III - implementar outros procedimentos necessários à fiel caracterização da irregularidade;”

A redação proposta no PRODIST é a seguinte:

“9.7 Constatada a ocorrência de procedimento ou situação irregular que não lhe seja atribuível e que tenha provocado registros incorretos na medição, a distribuidora deve emitir termo de ocorrência de irregularidade sempre que desconectar as instalações do acessante, em formulário próprio, contendo a sua identificação e a descrição detalhada do tipo de irregularidade, com as respectivas justificativas, implementando todos os procedimentos necessários à fiel caracterização da irregularidade.”

O texto do PRODIST ignora toda a história das Condições Gerais de Fornecimento, que já completou 50 (cinqüenta) anos de estudos, discussões, ajustes redacionais, consultas a concessionárias, consumidores, pesquisas de verificação de procedimentos, audiências públicas, em 27 de maço de 2007. Reduz, sem maiores cuidados, um texto que foi objeto de criteriosa avaliação pelo corpo técnico da ANEEL, das concessionárias, enfim, de todos os atores do Setor Elétrico Brasileiro.

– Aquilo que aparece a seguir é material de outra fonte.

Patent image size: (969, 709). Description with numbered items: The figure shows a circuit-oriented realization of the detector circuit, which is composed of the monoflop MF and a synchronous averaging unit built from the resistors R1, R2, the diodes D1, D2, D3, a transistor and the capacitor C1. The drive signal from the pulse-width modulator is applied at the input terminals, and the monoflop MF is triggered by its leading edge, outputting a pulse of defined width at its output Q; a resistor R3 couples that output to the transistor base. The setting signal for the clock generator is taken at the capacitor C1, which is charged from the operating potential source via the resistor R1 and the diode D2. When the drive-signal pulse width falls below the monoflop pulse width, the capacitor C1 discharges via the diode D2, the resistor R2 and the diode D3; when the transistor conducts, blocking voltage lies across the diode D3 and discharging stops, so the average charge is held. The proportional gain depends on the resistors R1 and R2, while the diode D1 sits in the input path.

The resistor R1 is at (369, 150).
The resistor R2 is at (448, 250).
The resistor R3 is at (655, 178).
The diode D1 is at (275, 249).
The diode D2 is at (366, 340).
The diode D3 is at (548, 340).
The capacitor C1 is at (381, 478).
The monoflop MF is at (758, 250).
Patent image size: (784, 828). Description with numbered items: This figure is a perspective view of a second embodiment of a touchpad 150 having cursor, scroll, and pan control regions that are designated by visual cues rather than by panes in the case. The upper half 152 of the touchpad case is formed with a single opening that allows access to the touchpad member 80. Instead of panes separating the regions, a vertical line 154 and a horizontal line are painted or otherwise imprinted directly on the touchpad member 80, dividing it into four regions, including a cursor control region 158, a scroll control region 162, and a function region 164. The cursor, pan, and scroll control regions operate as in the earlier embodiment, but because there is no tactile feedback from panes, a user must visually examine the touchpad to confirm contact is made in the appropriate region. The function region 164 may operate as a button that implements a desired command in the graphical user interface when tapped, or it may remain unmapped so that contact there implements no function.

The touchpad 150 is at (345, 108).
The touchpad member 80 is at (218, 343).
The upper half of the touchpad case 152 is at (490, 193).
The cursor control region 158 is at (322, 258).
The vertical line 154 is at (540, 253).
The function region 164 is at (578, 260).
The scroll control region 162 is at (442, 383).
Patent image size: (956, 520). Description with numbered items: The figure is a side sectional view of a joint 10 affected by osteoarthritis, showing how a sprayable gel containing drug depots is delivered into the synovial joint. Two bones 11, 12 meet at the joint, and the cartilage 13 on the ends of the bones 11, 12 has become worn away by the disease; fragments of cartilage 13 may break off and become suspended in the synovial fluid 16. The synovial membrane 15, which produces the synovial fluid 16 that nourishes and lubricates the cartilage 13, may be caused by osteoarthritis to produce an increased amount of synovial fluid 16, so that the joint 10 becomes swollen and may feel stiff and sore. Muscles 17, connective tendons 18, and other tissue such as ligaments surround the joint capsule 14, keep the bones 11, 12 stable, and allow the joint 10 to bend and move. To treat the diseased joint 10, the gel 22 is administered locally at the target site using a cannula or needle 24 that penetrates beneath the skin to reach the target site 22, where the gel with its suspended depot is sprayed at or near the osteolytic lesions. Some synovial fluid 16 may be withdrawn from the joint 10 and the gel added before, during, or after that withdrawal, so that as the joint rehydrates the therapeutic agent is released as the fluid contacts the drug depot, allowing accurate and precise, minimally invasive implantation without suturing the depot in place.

O Termo de Ocorrência de Irregularidade (TOI) deve ser sempre emitido no caso de constatação de irregularidade e não simplesmente quando desconectada a unidade consumidora. Trata-se do primeiro documento produzido pela concessionária e muitas vezes contestado por Promotores de Justiça sob a alegação de estar “eivado do vício da unilateralidade”. Não obstante, outros Promotores e Juízes validam o TOI com o argumento de que constitui prova inicial e perfeitamente incluso no fundamento da “presunção da veracidade” em face da sua elaboração ser efetuada por Técnico que detém “conhecimento de causa” da ocorrência da irregularidade, inclusive com diploma que lhe confere todas as prerrogativas estabelecidas pela República Federativa do Brasil.

Além desse fato, convém lembrar que o ônus da prova é da concessionária enquanto prestadora do serviço e em estrita obediência ao que dispõe o Código de Defesa do Consumidor, Lei nº 8078, de 11 de setembro de 1990. Inviável, portanto, a simplificação pretendida no PRODIST, o que prejudicaria a própria concessionária, se vier a ser aprovada.

O TOI, na versão do PRODIST também não especifica o seu conteúdo mínimo necessário, o que revela desconhecimento da forma de atuação na área comercial. Além desse fato, elimina a possibilidade da perícia (inciso II do texto em vigor) e não especifica quais seriam TODOS os procedimentos necessários à fiel caracterização da irregularidade. Prejudica assim, a própria concessionária, na medida em que o texto duvidoso e excessivamente simplificado da proposta do PRODIST trunca o conjunto probante da irregularidade tão bem detalhado ao longo dos incisos I, II e III do art. 72 da Resolução ANEEL n° 456/2000, o que pode resultar em grave retrocesso em relação ao que prevê a norma atual.

Pelo exposto, conclui-se que a proposta do PRODIST está desfocada da realidade operacional do ambiente da área comercial, demonstra completo desconhecimento do contexto da matéria regulada, da sua história e da sua evolução, e por conseguinte revela a citada inexperiência do relacionamento entre concessionária e consumidor, onde muitos insistem em querer regular, ao seu estilo, mas poucos realmente conhecem o seu contexto.

Assim o PRODIST deve constituir-se em um ótimo manual de operação direcionado exclusivamente à concessionária, não podendo conter critérios e procedimentos aplicáveis ao consumidor, eis que os direitos e deveres deste devem estar regulados em ato normativo específico, nos termos da Lei Complementar nº 95/1998.